Autor: Nils Verheyen\ Matrikelnummer: 3043171


In [1]:
import matplotlib.pyplot as plt
%matplotlib inline

import numpy as np

import os
import shutil

from keras.datasets import mnist

from keras.models import Sequential, load_model
from keras.layers.core import Dense, Dropout, Activation
from keras.layers import Dense, Conv2D, Flatten, MaxPooling2D
from keras.utils import np_utils
from keras import backend as K
from keras.callbacks import History 

from tensorflow.python.framework import graph_util
from tensorflow.python.framework import graph_io
from keras.models import load_model
from keras import backend as K
import os.path as osp

import tensorflow as tf
from tensorflow.python.tools import freeze_graph, optimize_for_inference_lib

print("tensorflow version:", tf.VERSION)
print("Done loading libraries!")


Using TensorFlow backend.
tensorflow version: 1.15.0
Done loading libraries!

In [2]:
print("loading data...")
(X_train, y_train), (X_test, y_test) = mnist.load_data()
print("done")


loading data...
done

In [3]:
fig = plt.figure()
for i in range(9):
    plt.subplot(3, 3, i + 1)
    plt.tight_layout()
    plt.imshow(X_train[i], cmap='gray', interpolation='none')
    plt.title("Digit: {}".format(y_train[i]))
    plt.xticks([])
    plt.yticks([])



In [4]:
print("X_train shape", X_train.shape)
print("y_train shape", y_train.shape)
print("X_test shape", X_test.shape)
print("y_test shape", y_test.shape)

# building the input vector from the 28x28 pixels
#X_train = X_train.reshape(60000, 784)
#X_test = X_test.reshape(10000, 784)

#for conv2d
X_train = X_train.reshape(60000, 28, 28, 1)
X_test = X_test.reshape(10000, 28, 28, 1)

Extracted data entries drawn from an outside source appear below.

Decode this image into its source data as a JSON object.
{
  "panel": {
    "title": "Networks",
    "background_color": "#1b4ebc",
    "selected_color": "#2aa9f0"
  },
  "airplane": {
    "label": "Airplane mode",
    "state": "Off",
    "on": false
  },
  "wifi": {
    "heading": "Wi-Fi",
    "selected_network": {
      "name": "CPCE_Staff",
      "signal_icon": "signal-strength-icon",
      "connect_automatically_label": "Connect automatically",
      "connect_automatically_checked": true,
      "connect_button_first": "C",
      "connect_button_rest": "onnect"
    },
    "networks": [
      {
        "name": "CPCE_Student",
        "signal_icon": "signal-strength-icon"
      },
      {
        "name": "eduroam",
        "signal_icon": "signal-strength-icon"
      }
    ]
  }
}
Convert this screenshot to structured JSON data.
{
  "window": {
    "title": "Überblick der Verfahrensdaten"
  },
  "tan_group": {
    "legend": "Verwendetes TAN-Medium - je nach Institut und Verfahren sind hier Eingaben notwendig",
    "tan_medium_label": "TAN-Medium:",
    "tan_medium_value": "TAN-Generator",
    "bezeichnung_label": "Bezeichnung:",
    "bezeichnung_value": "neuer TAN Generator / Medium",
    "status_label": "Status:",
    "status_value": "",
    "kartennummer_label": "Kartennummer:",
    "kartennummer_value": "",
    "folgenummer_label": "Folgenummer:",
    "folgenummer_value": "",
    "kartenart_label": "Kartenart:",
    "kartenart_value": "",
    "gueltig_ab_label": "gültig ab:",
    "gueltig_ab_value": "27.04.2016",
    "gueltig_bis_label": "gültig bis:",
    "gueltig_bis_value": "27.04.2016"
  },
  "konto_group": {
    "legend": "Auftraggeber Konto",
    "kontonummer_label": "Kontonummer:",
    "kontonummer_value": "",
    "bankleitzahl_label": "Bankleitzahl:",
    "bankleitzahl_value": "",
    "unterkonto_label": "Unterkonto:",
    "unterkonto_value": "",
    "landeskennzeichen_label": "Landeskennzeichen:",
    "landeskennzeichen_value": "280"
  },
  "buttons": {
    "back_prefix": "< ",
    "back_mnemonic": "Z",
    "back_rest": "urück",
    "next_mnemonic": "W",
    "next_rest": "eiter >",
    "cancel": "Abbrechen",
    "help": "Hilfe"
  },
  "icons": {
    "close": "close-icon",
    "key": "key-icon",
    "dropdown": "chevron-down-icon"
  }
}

X_train = X_train.astype('float32')
X_test = X_test.astype('float32')

# normalizing the data to help with the training
X_train /= 255.0
X_test /= 255.0

# print the final input shape ready for training
print("Train matrix shape", X_train.shape)
print("Test matrix shape", X_test.shape)
print(np.unique(y_train, return_counts=True))

n_classes = 10
print("Shape before one-hot encoding: ", y_train.shape)
Y_train = np_utils.to_categorical(y_train, n_classes)
Y_test = np_utils.to_categorical(y_test, n_classes)
print("Shape after one-hot encoding: ", Y_train.shape)


X_train shape (60000, 28, 28)
y_train shape (60000,)
X_test shape (10000, 28, 28)
y_test shape (10000,)
Train matrix shape (60000, 28, 28, 1)
Test matrix shape (10000, 28, 28, 1)
(array([0, 1, 2, 3, 4, 5, 6, 7, 8, 9], dtype=uint8), array([5923, 6742, 5958, 6131, 5842, 5421, 5918, 6265, 5851, 5949]))
Shape before one-hot encoding:  (60000,)
Shape after one-hot encoding:  (60000, 10)

In [5]:
model = Sequential()

model.add(Conv2D(32, kernel_size=(3, 3), activation='relu', input_shape=(28, 28, 1)))
model.add(Conv2D(64, (3, 3), activation='relu'))
model.add(MaxPooling2D(pool_size=(2, 2)))
model.add(Flatten())
model.add(Dense(128, activation='relu'))
model.add(Dense(10, activation='softmax'))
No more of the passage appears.